India: No halt to terror infiltration
NEW DELHI, India (CNN) -- Terrorist infiltration from Pakistan has not ended, India's defense minister charged Tuesday, saying terrorists are waiting to infiltrate from Pakistani-administered Kashmir.
Speaking to Star Television News Monday, Defense Minister George Fernandes said India's options in dealing with Pakistan were becoming fewer and fewer.
"In POK (Pakistani-occupied Kashmir) there are terrorists who are waiting to infiltrate," Fernandes said.
Among them, he said, were Taliban fighters from Afghanistan and members of Osama bin Laden's al Qaeda terror network.
Nuclear rivals Pakistan and India have been at odds over Kashmir for more than five decades, and have fought two of their three wars over the disputed Himalayan region.
Although both countries have deployed between them an estimated one million troops along the international border and the Line of Control in Kashmir, Fernandes denied the two were close to war.
"We are not on the brink," he said. "The fact is that troops are on the border, but to say that they are on the brink of war would not be proper."
Tensions between Pakistan and India escalated earlier this month after an army camp in the Indian-administered part of Kashmir was attacked, killing more than 30 people.
India blamed the incident on Pakistani-based Kashmiri separatists which it says are given funding and training by Islamabad.
Pakistan has denied the Indian charges -- a stance that was repeated by President Pervez Musharraf in a televised address Monday evening.

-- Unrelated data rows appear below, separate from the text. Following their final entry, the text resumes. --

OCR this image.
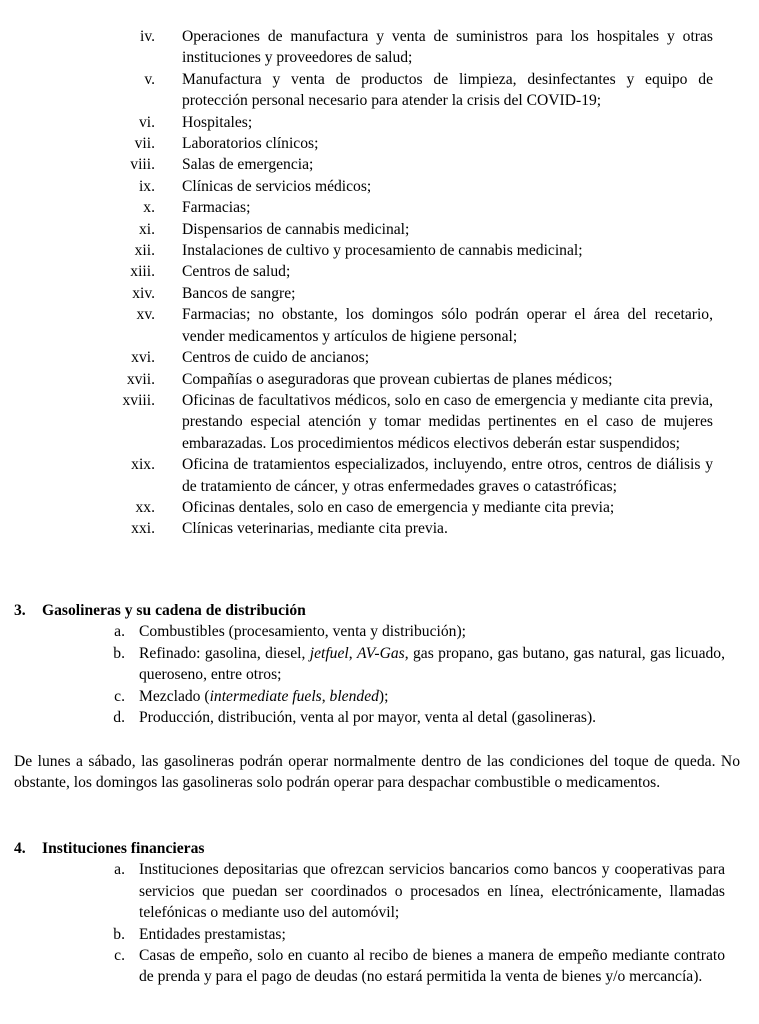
iv.	Operaciones de manufactura y venta de suministros para los hospitales y otras instituciones y proveedores de salud;
v.	Manufactura y venta de productos de limpieza, desinfectantes y equipo de protección personal necesario para atender la crisis del COVID-19;
vi.	Hospitales;
vii.	Laboratorios clínicos;
viii.	Salas de emergencia;
ix.	Clínicas de servicios médicos;
x.	Farmacias;
xi.	Dispensarios de cannabis medicinal;
xii.	Instalaciones de cultivo y procesamiento de cannabis medicinal;
xiii.	Centros de salud;
xiv.	Bancos de sangre;
xv.	Farmacias; no obstante, los domingos sólo podrán operar el área del recetario, vender medicamentos y artículos de higiene personal;
xvi.	Centros de cuido de ancianos;
xvii.	Compañías o aseguradoras que provean cubiertas de planes médicos;
xviii.	Oficinas de facultativos médicos, solo en caso de emergencia y mediante cita previa, prestando especial atención y tomar medidas pertinentes en el caso de mujeres embarazadas. Los procedimientos médicos electivos deberán estar suspendidos;
xix.	Oficina de tratamientos especializados, incluyendo, entre otros, centros de diálisis y de tratamiento de cáncer, y otras enfermedades graves o catastróficas;
xx.	Oficinas dentales, solo en caso de emergencia y mediante cita previa;
xxi.	Clínicas veterinarias, mediante cita previa.
3.	Gasolineras y su cadena de distribución
a. Combustibles (procesamiento, venta y distribución);
b. Refinado: gasolina, diesel, jetfuel, AV-Gas, gas propano, gas butano, gas natural, gas licuado, queroseno, entre otros;
c. Mezclado (intermediate fuels, blended);
d. Producción, distribución, venta al por mayor, venta al detal (gasolineras).
De lunes a sábado, las gasolineras podrán operar normalmente dentro de las condiciones del toque de queda. No obstante, los domingos las gasolineras solo podrán operar para despachar combustible o medicamentos.
4.	Instituciones financieras
a. Instituciones depositarias que ofrezcan servicios bancarios como bancos y cooperativas para servicios que puedan ser coordinados o procesados en línea, electrónicamente, llamadas telefónicas o mediante uso del automóvil;
b. Entidades prestamistas;
c. Casas de empeño, solo en cuanto al recibo de bienes a manera de empeño mediante contrato de prenda y para el pago de deudas (no estará permitida la venta de bienes y/o mercancía).
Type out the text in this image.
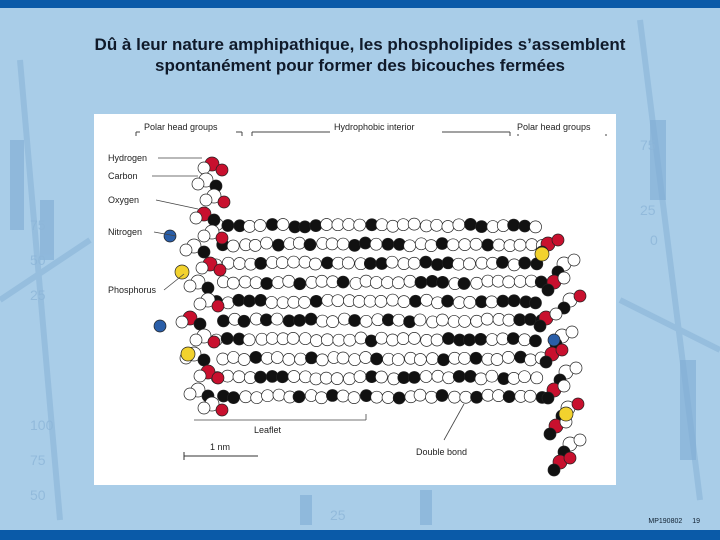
75
50
25
25
75
0
100
75
50
25
Dû à leur nature amphipathique, les phospholipides s’assemblent
spontanément pour former des bicouches fermées
Polar head groups	Hydrophobic interior	Polar head groups
Hydrogen
Carbon
Oxygen
Nitrogen
Phosphorus
Leaflet
1 nm	Double bond
MP190802 19
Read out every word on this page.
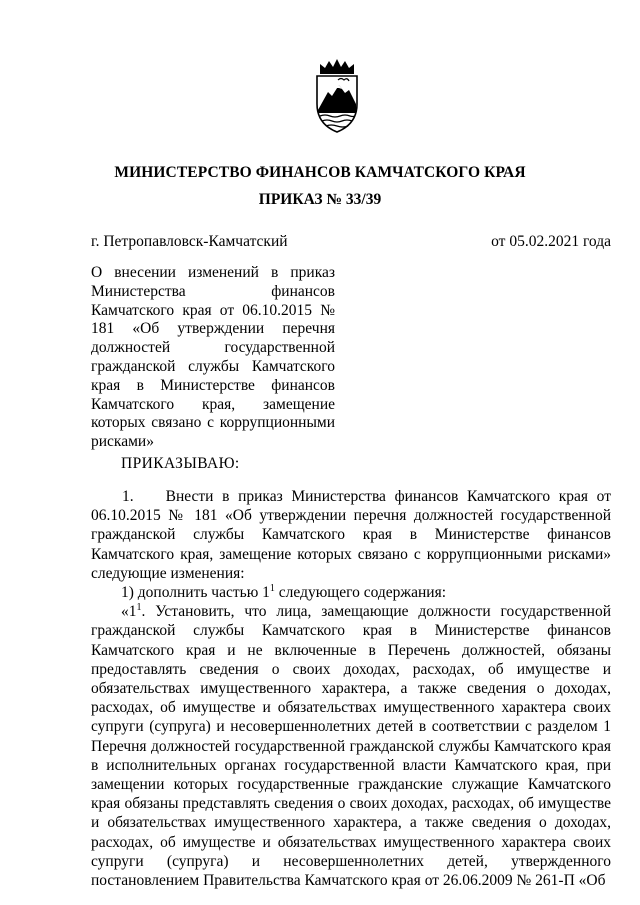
МИНИСТЕРСТВО ФИНАНСОВ КАМЧАТСКОГО КРАЯ
ПРИКАЗ № 33/39
г. Петропавловск-Камчатский	от 05.02.2021 года
О внесении изменений в приказ Министерства финансов Камчатского края от 06.10.2015 № 181 «Об утверждении перечня должностей государственной гражданской службы Камчатского края в Министерстве финансов Камчатского края, замещение которых связано с коррупционными рисками»
ПРИКАЗЫВАЮ:

1. Внести в приказ Министерства финансов Камчатского края от 06.10.2015 № 181 «Об утверждении перечня должностей государственной гражданской службы Камчатского края в Министерстве финансов Камчатского края, замещение которых связано с коррупционными рисками» следующие изменения:

1) дополнить частью $1^1$ следующего содержания:

«$1^1$. Установить, что лица, замещающие должности государственной гражданской службы Камчатского края в Министерстве финансов Камчатского края и не включенные в Перечень должностей, обязаны предоставлять сведения о своих доходах, расходах, об имуществе и обязательствах имущественного характера, а также сведения о доходах, расходах, об имуществе и обязательствах имущественного характера своих супруги (супруга) и несовершеннолетних детей в соответствии с разделом 1 Перечня должностей государственной гражданской службы Камчатского края в исполнительных органах государственной власти Камчатского края, при замещении которых государственные гражданские служащие Камчатского края обязаны представлять сведения о своих доходах, расходах, об имуществе и обязательствах имущественного характера, а также сведения о доходах, расходах, об имуществе и обязательствах имущественного характера своих супруги (супруга) и несовершеннолетних детей, утвержденного постановлением Правительства Камчатского края от 26.06.2009 № 261-П «Об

"Pakistan cannot be held responsible for those activities by freedom fighters in occupied Kashmir," he said, adding that nonetheless Pakistan "will always support the Kashmiri struggle for liberation."
He also condemned terrorism. "Pakistan is doing nothing across the Line of Control and Pakistan will never allow the export of terrorism anywhere in the world from within Pakistan," he said.
However, despite Musharraf's statement Fernandes said terrorists were continuing to cross the border.
"On the contrary, I have intelligence reports which say ISI (the Pakistani intelligence service) is planning more strikes in many parts of the country," Fernandes said.
"It appears that reason is not finding any place in the leadership of Pakistan. Our options will become fewer and fewer. Which option will finally prevail is something on which I cannot comment."